By 2016 this was no longer true.

Our fields did not meet current standards for grade-school athletics. In terms of size and condition, our fields paled beside those of area schools, both public and private. In our athletic league, the IAC, we were the only school without field turf. Prospective students had been known to turn down St. Albans because of our poor athletic facilities. The lack of field space greatly limited the amount of time our students have to practice and play on regulation surfaces.

Size: Our location in the city and the fixed borders of the Cathedral Close limited the size of our fields. We had less field space than any other IAC team. By cutting into the hillside, we gained 1.5 acres for our fields.

Condition: St. Albans had only one regulation playing field, Satterlee-Henderson Field, shared by the football and soccer teams in the fall and by the lacrosse and baseball teams in the spring. Throughout the year, 25 varsity, junior varsity, and Lower School interscholastic teams took turns on this one field. The field was overused; in poor weather, it could not be used. (When it rained on Homecoming, we held our “home game” on another school’s field.) All winter, the fields were closed for sodding.

Anyone who played on the field in recent years witnessed the large dirt patches, mud, and ruts caused by overuse. The Washington Post generously described our old soccer field in an article as “rugged.”
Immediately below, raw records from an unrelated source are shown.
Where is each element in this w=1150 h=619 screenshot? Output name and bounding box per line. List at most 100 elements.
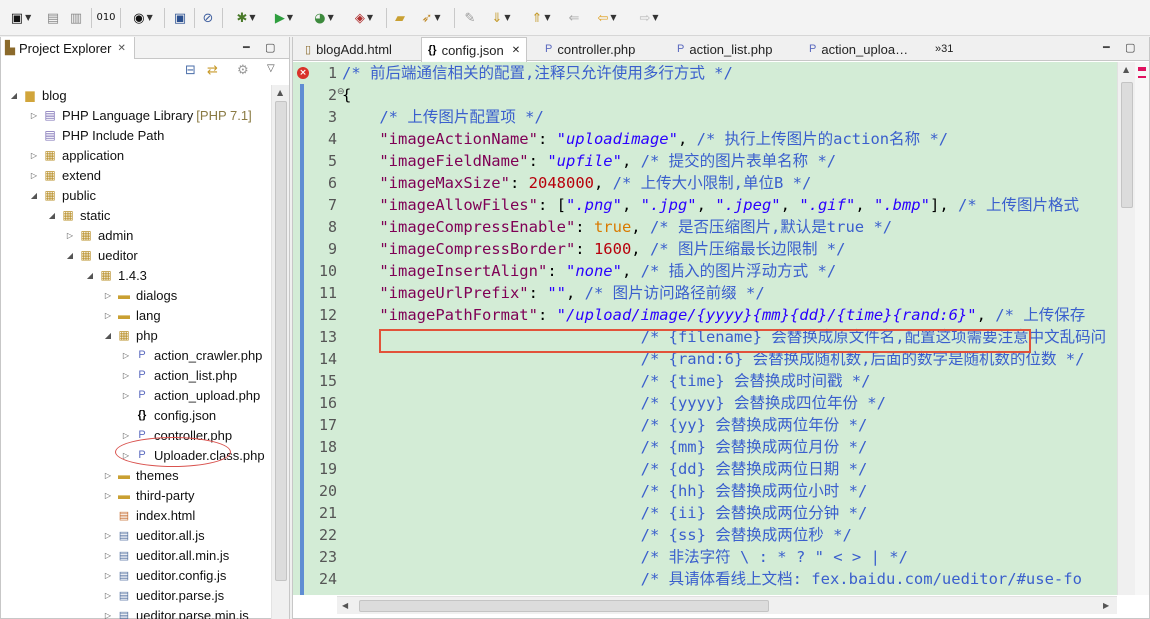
tree-item-extend[interactable]: ▷ ▦ extend [29, 165, 101, 185]
tab-action-upload-php[interactable]: Paction_uploa… [803, 37, 914, 61]
tree-item-public[interactable]: ◢ ▦ public [29, 185, 96, 205]
overview-ruler[interactable] [1135, 62, 1149, 595]
tree-item-php-language-library[interactable]: ▷ ▤ PHP Language Library [PHP 7.1] [29, 105, 252, 125]
tree-item-action-upload[interactable]: ▷ Paction_upload.php [121, 385, 260, 405]
tree-item-php-include-path[interactable]: ▤ PHP Include Path [29, 125, 164, 145]
scrollbar-thumb[interactable] [275, 101, 287, 581]
code-line[interactable]: /* {mm} 会替换成两位月份 */ [342, 436, 1117, 458]
error-marker[interactable] [1138, 76, 1146, 78]
tree-item-dialogs[interactable]: ▷ ▬ dialogs [103, 285, 177, 305]
filter-icon[interactable]: ⚙ [237, 63, 249, 78]
code-line[interactable]: /* {time} 会替换成时间戳 */ [342, 370, 1117, 392]
person-button[interactable]: ◉ ▼ [126, 8, 160, 28]
tree-item-themes[interactable]: ▷ ▬ themes [103, 465, 179, 485]
code-line[interactable]: /* {hh} 会替换成两位小时 */ [342, 480, 1117, 502]
code-line[interactable]: /* 非法字符 \ : * ? " < > | */ [342, 546, 1117, 568]
code-line[interactable]: { [342, 84, 1117, 106]
binary-button[interactable]: 010 [96, 8, 116, 28]
code-line[interactable]: /* {ss} 会替换成两位秒 */ [342, 524, 1117, 546]
code-line[interactable]: "imageFieldName": "upfile", /* 提交的图片表单名称… [342, 150, 1117, 172]
code-line[interactable]: "imageInsertAlign": "none", /* 插入的图片浮动方式… [342, 260, 1117, 282]
code-line[interactable]: /* {dd} 会替换成两位日期 */ [342, 458, 1117, 480]
tree-item-index-html[interactable]: ▤ index.html [103, 505, 195, 525]
code-line[interactable]: /* 前后端通信相关的配置,注释只允许使用多行方式 */ [342, 62, 1117, 84]
tab-action-list-php[interactable]: Paction_list.php [671, 37, 778, 61]
tab-controller-php[interactable]: Pcontroller.php [539, 37, 641, 61]
code-line[interactable]: "imageActionName": "uploadimage", /* 执行上… [342, 128, 1117, 150]
minimize-icon[interactable]: ━ [243, 41, 250, 54]
code-line[interactable]: /* 上传图片配置项 */ [342, 106, 1117, 128]
tree-item-lang[interactable]: ▷ ▬ lang [103, 305, 161, 325]
tree-item-action-list[interactable]: ▷ Paction_list.php [121, 365, 237, 385]
tree-item-ueditor-all-js[interactable]: ▷ ▤ ueditor.all.js [103, 525, 205, 545]
close-icon[interactable]: ✕ [117, 43, 125, 54]
open-type-button[interactable]: ▰ [390, 8, 410, 28]
external-tools-button[interactable]: ◈ ▼ [346, 8, 382, 28]
code-line[interactable]: /* {yy} 会替换成两位年份 */ [342, 414, 1117, 436]
close-icon[interactable]: ✕ [512, 45, 520, 56]
prev-annotation-button[interactable]: ⇑ ▼ [524, 8, 558, 28]
tree-item-ueditor-config-js[interactable]: ▷ ▤ ueditor.config.js [103, 565, 226, 585]
code-line[interactable]: "imagePathFormat": "/upload/image/{yyyy}… [342, 304, 1117, 326]
code-text[interactable]: /* 前后端通信相关的配置,注释只允许使用多行方式 */{ /* 上传图片配置项… [342, 62, 1117, 590]
code-editor[interactable]: × 1 2 3 4 5 6 7 8 9 10 11 12 13 14 15 16 17 18 19 20 21 22 23 2… [293, 62, 1149, 595]
tree-item-ueditor-parse-min-js[interactable]: ▷ ▤ ueditor.parse.min.js [103, 605, 249, 619]
tree-item-blog[interactable]: ◢ ▆ blog [9, 85, 67, 105]
coverage-button[interactable]: ◕ ▼ [306, 8, 342, 28]
forward-button[interactable]: ⇨ ▼ [630, 8, 668, 28]
minimize-icon[interactable]: ━ [1103, 41, 1110, 54]
tab-project-explorer[interactable]: ▙ Project Explorer ✕ [1, 37, 135, 59]
code-line[interactable]: "imageUrlPrefix": "", /* 图片访问路径前缀 */ [342, 282, 1117, 304]
code-line[interactable]: "imageCompressBorder": 1600, /* 图片压缩最长边限… [342, 238, 1117, 260]
tree-item-action-crawler[interactable]: ▷ Paction_crawler.php [121, 345, 262, 365]
maximize-icon[interactable]: ▢ [265, 41, 275, 54]
maximize-icon[interactable]: ▢ [1125, 41, 1135, 54]
console-button[interactable]: ▣ [170, 8, 190, 28]
back-button[interactable]: ⇦ ▼ [588, 8, 626, 28]
explorer-vertical-scrollbar[interactable]: ▲ [271, 85, 289, 619]
view-menu-icon[interactable]: ▽ [267, 63, 275, 74]
tree-item-label: lang [136, 307, 161, 323]
save-all-button[interactable]: ▥ [66, 8, 86, 28]
tree-item-application[interactable]: ▷ ▦ application [29, 145, 124, 165]
code-line[interactable]: "imageCompressEnable": true, /* 是否压缩图片,默… [342, 216, 1117, 238]
debug-button[interactable]: ✱ ▼ [228, 8, 264, 28]
tree-item-static[interactable]: ◢ ▦ static [47, 205, 110, 225]
tab-overflow-button[interactable]: »31 [929, 37, 959, 61]
code-line[interactable]: /* {yyyy} 会替换成四位年份 */ [342, 392, 1117, 414]
save-button[interactable]: ▤ [44, 8, 62, 28]
code-line[interactable]: /* 具请体看线上文档: fex.baidu.com/ueditor/#use-… [342, 568, 1117, 590]
annotation-button[interactable]: ✎ [460, 8, 480, 28]
new-button[interactable]: ▣ ▼ [4, 8, 38, 28]
tree-item-third-party[interactable]: ▷ ▬ third-party [103, 485, 195, 505]
scrollbar-thumb[interactable] [359, 600, 769, 612]
scroll-right-icon[interactable]: ▶ [1103, 601, 1109, 610]
tree-item-config-json[interactable]: {} config.json [121, 405, 216, 425]
tab-blogadd-html[interactable]: ▯ blogAdd.html [299, 37, 398, 61]
tree-item-ueditor-all-min-js[interactable]: ▷ ▤ ueditor.all.min.js [103, 545, 229, 565]
code-line[interactable]: "imageAllowFiles": [".png", ".jpg", ".jp… [342, 194, 1117, 216]
tree-item-ueditor-parse-js[interactable]: ▷ ▤ ueditor.parse.js [103, 585, 224, 605]
next-annotation-button[interactable]: ⇓ ▼ [484, 8, 518, 28]
error-marker[interactable] [1138, 67, 1146, 71]
tree-item-ueditor[interactable]: ◢ ▦ ueditor [65, 245, 138, 265]
tab-config-json[interactable]: {} config.json ✕ [421, 37, 528, 62]
run-button[interactable]: ▶ ▼ [266, 8, 302, 28]
scrollbar-thumb[interactable] [1121, 82, 1133, 208]
code-line[interactable]: "imageMaxSize": 2048000, /* 上传大小限制,单位B *… [342, 172, 1117, 194]
scroll-left-icon[interactable]: ◀ [342, 601, 348, 610]
editor-horizontal-scrollbar[interactable]: ◀ ▶ [337, 596, 1117, 614]
open-task-button[interactable]: ➶ ▼ [414, 8, 448, 28]
tree-item-php[interactable]: ◢ ▦ php [103, 325, 158, 345]
scroll-up-icon[interactable]: ▲ [277, 88, 283, 97]
tree-item-1-4-3[interactable]: ◢ ▦ 1.4.3 [85, 265, 147, 285]
last-edit-button[interactable]: ⇐ [564, 8, 584, 28]
skip-breakpoints-button[interactable]: ⊘ [198, 8, 218, 28]
tree-item-admin[interactable]: ▷ ▦ admin [65, 225, 134, 245]
editor-vertical-scrollbar[interactable]: ▲ [1117, 62, 1135, 595]
link-with-editor-icon[interactable]: ⇄ [207, 63, 218, 78]
scroll-up-icon[interactable]: ▲ [1123, 65, 1129, 74]
collapse-all-icon[interactable]: ⊟ [185, 63, 196, 78]
error-icon[interactable]: × [297, 67, 309, 79]
code-line[interactable]: /* {ii} 会替换成两位分钟 */ [342, 502, 1117, 524]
Scheduling: When four JV and varsity teams competed to use the same field each season, complications arose. In the fall, varsity football generally practiced on the baseball diamond’s left field (there was more grass there), while the soccer team practiced on the narrow strip along Garfield Street known as the third field, or the Beach.

In winter, the field was closed.

In spring, the baseball team took its time batting in the cage so that lacrosse had time on the game field; a JV team might have been found on the Beach—unless track was throwing discus or shot put.

On game days, the schedule tightened even more. Practicing teams ended up on any available patch—on the newly turfed area across from the Lower School entrance (fondly known as the Prison Yard), in the gym, on the Folger Games Deck above the pool roof, or on the Little Field.

“St. Albans must have had the greatest infielders in all of baseball because there was not a true hop that comes off that baseball field. We were obliged to do better—and we have.”